[openstack-dev] [ironic][infra][qa] Jobs failing; pep8 not found

Doug Hellmann doug at doughellmann.com
Fri Apr 20 13:27:37 UTC 2018


Excerpts from Jim Rollenhagen's message of 2018-04-20 09:05:23 -0400:
> On Fri, Apr 20, 2018 at 7:33 AM, Jim Rollenhagen <jim at jimrollenhagen.com>
> wrote:
> 
> > On Thu, Apr 19, 2018 at 3:21 PM, Doug Hellmann <doug at doughellmann.com>
> > wrote:
> >>
> >>
> >> Reading through that log more carefully, I see an early attempt to pin
> >> pycodestyle <= 2.3.1 [1], followed later by pycodestyle == 2.4.0 being
> >> pulled in as a dependency of flake8-import-order==0.12 when neutron's
> >> test-requirements.txt is installed [2]. Then later when ironic's
> >> test-requirements.txt is installed pycodestyle is downgraded to 2.3.1
> >> [3].
> >>
> >> Reproducing those install & downgrade steps, I see that pycodestyle
> >> 2.4.0 claims to own pep8.py but pycodestyle 2.3.1 does not [4]. So that
> >> explains why pep8 is not re-installed when pycodestyle is downgraded.
> >>
> >
> > Aha, interesting!
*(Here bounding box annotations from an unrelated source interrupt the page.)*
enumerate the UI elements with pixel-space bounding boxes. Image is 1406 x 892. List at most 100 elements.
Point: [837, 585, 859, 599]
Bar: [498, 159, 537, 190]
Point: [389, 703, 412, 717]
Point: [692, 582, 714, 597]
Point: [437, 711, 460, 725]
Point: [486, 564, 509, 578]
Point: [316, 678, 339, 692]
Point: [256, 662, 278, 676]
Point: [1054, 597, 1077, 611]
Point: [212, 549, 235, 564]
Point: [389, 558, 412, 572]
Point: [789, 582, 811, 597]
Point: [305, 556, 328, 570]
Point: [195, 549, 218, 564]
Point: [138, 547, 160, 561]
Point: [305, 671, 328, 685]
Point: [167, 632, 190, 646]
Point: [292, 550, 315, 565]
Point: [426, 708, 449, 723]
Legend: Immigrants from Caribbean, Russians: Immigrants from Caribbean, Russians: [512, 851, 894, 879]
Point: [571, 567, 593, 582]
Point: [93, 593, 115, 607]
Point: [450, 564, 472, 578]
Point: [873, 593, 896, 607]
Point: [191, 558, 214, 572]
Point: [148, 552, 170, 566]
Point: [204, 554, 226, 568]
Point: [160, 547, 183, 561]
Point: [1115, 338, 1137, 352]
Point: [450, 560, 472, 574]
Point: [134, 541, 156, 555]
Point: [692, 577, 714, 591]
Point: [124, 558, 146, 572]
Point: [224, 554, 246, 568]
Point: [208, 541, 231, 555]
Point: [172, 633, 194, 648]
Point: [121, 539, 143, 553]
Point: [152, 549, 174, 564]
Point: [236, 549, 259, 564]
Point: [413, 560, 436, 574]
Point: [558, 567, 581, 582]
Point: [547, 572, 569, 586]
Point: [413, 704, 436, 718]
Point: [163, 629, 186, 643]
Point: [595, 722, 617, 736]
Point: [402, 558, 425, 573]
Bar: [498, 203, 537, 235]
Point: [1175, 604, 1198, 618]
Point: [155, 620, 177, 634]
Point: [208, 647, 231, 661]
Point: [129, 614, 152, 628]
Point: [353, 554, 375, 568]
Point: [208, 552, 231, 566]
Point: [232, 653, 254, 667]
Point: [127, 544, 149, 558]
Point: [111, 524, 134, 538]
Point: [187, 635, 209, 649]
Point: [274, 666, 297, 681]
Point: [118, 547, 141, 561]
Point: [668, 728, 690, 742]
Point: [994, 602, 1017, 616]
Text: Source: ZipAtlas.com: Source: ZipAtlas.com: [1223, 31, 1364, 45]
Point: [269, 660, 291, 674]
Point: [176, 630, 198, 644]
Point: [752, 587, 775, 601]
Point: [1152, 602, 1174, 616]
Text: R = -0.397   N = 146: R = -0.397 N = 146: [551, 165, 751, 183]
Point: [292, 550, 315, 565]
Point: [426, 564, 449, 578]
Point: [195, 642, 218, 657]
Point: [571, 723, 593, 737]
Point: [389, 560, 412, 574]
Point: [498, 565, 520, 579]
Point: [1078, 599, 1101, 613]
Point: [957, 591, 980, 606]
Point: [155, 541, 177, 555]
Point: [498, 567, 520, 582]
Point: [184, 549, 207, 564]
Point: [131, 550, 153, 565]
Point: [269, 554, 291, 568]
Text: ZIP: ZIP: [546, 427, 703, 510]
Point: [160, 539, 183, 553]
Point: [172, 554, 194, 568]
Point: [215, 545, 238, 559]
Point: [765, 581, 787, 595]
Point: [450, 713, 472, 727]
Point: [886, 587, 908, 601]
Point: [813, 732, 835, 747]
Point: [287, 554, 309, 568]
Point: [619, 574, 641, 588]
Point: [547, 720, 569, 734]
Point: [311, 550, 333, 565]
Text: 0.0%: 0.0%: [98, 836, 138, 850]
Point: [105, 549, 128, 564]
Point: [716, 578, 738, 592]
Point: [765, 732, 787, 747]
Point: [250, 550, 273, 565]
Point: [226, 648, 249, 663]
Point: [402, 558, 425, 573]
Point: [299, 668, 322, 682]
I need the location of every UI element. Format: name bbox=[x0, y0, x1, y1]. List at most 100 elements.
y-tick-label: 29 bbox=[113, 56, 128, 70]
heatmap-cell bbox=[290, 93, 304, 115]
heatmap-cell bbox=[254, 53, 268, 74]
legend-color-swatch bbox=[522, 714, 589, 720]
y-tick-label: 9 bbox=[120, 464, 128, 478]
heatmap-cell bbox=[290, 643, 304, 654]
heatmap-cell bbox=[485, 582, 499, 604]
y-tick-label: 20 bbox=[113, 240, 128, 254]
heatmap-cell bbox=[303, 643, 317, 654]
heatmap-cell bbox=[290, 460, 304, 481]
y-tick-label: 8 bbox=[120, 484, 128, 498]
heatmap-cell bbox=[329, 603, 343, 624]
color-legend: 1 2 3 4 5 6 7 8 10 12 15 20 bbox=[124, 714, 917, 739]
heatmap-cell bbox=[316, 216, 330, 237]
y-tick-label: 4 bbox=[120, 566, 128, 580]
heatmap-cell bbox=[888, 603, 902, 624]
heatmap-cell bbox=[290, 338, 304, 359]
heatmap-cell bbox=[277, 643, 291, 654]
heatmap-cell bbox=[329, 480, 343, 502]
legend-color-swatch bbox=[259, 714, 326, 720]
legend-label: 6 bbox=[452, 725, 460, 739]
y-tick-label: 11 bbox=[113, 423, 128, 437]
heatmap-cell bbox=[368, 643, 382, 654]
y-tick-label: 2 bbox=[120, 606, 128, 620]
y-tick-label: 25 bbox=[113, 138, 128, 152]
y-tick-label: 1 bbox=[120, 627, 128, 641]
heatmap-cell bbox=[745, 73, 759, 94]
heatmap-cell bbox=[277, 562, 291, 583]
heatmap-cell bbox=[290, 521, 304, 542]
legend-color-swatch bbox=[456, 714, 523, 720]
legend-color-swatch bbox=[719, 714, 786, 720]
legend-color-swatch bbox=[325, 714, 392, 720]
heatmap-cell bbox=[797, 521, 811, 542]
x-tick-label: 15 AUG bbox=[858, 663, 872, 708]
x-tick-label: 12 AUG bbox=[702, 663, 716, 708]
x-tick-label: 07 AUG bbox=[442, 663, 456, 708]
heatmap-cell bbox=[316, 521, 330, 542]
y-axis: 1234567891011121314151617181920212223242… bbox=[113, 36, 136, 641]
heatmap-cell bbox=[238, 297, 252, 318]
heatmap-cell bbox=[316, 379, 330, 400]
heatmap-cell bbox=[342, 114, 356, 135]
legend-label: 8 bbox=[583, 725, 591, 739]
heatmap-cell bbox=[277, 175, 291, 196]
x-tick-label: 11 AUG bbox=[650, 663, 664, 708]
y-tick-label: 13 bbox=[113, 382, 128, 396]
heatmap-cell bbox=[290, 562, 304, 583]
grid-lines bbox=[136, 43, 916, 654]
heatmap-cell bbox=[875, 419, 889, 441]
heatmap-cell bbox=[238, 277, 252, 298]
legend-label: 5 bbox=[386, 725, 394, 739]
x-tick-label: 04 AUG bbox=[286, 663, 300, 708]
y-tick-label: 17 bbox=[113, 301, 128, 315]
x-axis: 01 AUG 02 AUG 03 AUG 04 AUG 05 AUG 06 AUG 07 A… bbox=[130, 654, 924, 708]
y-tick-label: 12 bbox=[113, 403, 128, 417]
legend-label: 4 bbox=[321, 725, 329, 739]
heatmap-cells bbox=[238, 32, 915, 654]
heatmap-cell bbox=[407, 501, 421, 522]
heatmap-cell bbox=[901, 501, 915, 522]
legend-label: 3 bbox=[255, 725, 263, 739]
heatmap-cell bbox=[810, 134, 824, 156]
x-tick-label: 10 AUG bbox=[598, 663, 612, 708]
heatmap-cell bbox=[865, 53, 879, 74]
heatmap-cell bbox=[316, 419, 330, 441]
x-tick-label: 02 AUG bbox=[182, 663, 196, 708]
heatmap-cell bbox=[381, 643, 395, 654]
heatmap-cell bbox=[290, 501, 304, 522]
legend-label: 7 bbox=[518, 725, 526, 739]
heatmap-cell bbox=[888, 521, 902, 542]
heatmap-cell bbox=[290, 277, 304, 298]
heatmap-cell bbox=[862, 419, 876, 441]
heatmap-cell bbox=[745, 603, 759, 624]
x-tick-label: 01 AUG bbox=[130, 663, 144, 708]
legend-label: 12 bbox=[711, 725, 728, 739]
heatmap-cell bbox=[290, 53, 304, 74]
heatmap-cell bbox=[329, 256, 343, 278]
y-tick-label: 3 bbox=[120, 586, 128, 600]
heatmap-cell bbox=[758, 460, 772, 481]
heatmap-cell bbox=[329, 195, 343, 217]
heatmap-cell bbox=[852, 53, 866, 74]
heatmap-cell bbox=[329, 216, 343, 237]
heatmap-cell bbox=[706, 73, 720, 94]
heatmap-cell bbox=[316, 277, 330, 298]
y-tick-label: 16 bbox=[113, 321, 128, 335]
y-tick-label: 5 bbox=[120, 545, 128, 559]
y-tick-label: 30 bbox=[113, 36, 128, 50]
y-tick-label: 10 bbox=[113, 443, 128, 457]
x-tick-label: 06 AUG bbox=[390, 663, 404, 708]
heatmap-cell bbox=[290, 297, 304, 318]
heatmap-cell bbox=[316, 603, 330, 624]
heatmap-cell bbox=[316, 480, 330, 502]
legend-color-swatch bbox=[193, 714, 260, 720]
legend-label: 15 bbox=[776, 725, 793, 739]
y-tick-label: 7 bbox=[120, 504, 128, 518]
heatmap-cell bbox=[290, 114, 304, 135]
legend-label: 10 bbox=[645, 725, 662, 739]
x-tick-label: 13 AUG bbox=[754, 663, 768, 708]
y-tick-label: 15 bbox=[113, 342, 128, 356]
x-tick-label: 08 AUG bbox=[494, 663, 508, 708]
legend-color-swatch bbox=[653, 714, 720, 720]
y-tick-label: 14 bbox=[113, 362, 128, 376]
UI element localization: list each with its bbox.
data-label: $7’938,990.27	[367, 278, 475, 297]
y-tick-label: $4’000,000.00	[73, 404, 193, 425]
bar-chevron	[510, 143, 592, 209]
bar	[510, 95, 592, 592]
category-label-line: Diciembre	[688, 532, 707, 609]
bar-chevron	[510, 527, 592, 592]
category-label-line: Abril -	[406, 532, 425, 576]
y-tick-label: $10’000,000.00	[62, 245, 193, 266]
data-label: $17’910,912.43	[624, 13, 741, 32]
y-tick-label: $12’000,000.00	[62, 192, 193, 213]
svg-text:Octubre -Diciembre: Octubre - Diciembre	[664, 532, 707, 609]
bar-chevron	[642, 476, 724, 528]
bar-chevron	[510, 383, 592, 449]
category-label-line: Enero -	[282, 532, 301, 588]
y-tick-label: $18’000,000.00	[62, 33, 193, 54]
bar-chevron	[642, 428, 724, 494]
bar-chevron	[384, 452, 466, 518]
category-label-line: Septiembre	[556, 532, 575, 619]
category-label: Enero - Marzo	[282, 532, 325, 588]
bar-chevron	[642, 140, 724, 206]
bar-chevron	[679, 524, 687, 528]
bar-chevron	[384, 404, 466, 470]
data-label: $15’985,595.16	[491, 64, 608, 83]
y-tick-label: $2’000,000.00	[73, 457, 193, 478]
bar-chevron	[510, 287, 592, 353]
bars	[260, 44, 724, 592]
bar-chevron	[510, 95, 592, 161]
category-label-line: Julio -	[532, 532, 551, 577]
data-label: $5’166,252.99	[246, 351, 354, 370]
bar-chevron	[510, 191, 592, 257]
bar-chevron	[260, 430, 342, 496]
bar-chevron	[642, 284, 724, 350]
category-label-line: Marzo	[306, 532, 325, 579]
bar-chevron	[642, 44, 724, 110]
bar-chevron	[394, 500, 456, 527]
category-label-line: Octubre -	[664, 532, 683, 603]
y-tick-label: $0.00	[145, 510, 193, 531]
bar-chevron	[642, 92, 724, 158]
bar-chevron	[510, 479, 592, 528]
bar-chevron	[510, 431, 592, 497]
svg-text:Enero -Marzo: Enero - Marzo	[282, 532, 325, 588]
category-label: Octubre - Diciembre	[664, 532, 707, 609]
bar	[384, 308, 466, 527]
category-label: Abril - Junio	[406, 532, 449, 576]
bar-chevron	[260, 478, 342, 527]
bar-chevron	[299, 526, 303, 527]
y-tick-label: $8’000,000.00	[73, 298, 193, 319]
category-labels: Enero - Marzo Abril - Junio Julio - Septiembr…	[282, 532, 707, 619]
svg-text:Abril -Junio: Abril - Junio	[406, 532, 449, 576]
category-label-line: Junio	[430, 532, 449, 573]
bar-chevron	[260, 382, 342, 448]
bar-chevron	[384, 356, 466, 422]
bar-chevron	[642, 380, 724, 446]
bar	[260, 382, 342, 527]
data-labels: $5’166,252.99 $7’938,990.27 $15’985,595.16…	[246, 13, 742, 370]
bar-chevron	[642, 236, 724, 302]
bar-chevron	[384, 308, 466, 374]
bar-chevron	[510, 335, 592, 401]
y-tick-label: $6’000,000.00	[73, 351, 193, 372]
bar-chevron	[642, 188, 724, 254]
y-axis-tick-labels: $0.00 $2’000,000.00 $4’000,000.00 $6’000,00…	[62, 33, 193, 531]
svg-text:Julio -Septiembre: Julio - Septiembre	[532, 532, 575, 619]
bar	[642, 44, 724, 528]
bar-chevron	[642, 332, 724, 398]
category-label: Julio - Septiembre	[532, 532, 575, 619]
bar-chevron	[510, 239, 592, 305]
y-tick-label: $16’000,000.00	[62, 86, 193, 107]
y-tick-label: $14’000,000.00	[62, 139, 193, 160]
That's a fun one. :)
> >
> > I think the real problem here is that we have linter dependencies listed
> >> in the test-requirements.txt files for our projects, and they are
> >> somehow being installed without the constraints.
> >
> >
> > This is because they're in the blacklist, right?
> >
> >
> >> I don't think they need
> >> to be installed for devstack at all, so one way to fix it would be to
> >> move those dependencies to the tox.ini section for running pep8, or to
> >> have devstack look at the blacklisted packages and skip installing them.
> >>
> >
> > Yeah, seems like either would work. With the latter, would devstack edit
> > these out of test-requirements.txt before installing, I presume? The former
> > seems less hacky, I'll proceed with that unless folks have objections.
> >
> 
> Although... this would need to be done in every project installed from
> source during the devstack run. I'm going to look into doing this in
> devstack instead to avoid spending all day moving patches.

In the short term we only need to fix the few projects with conflicting
requirements. In the longer term we could have a concerted effort to
move those dependencies. Someone creative might even be able to script
it, since we do have a list of the blacklisted items.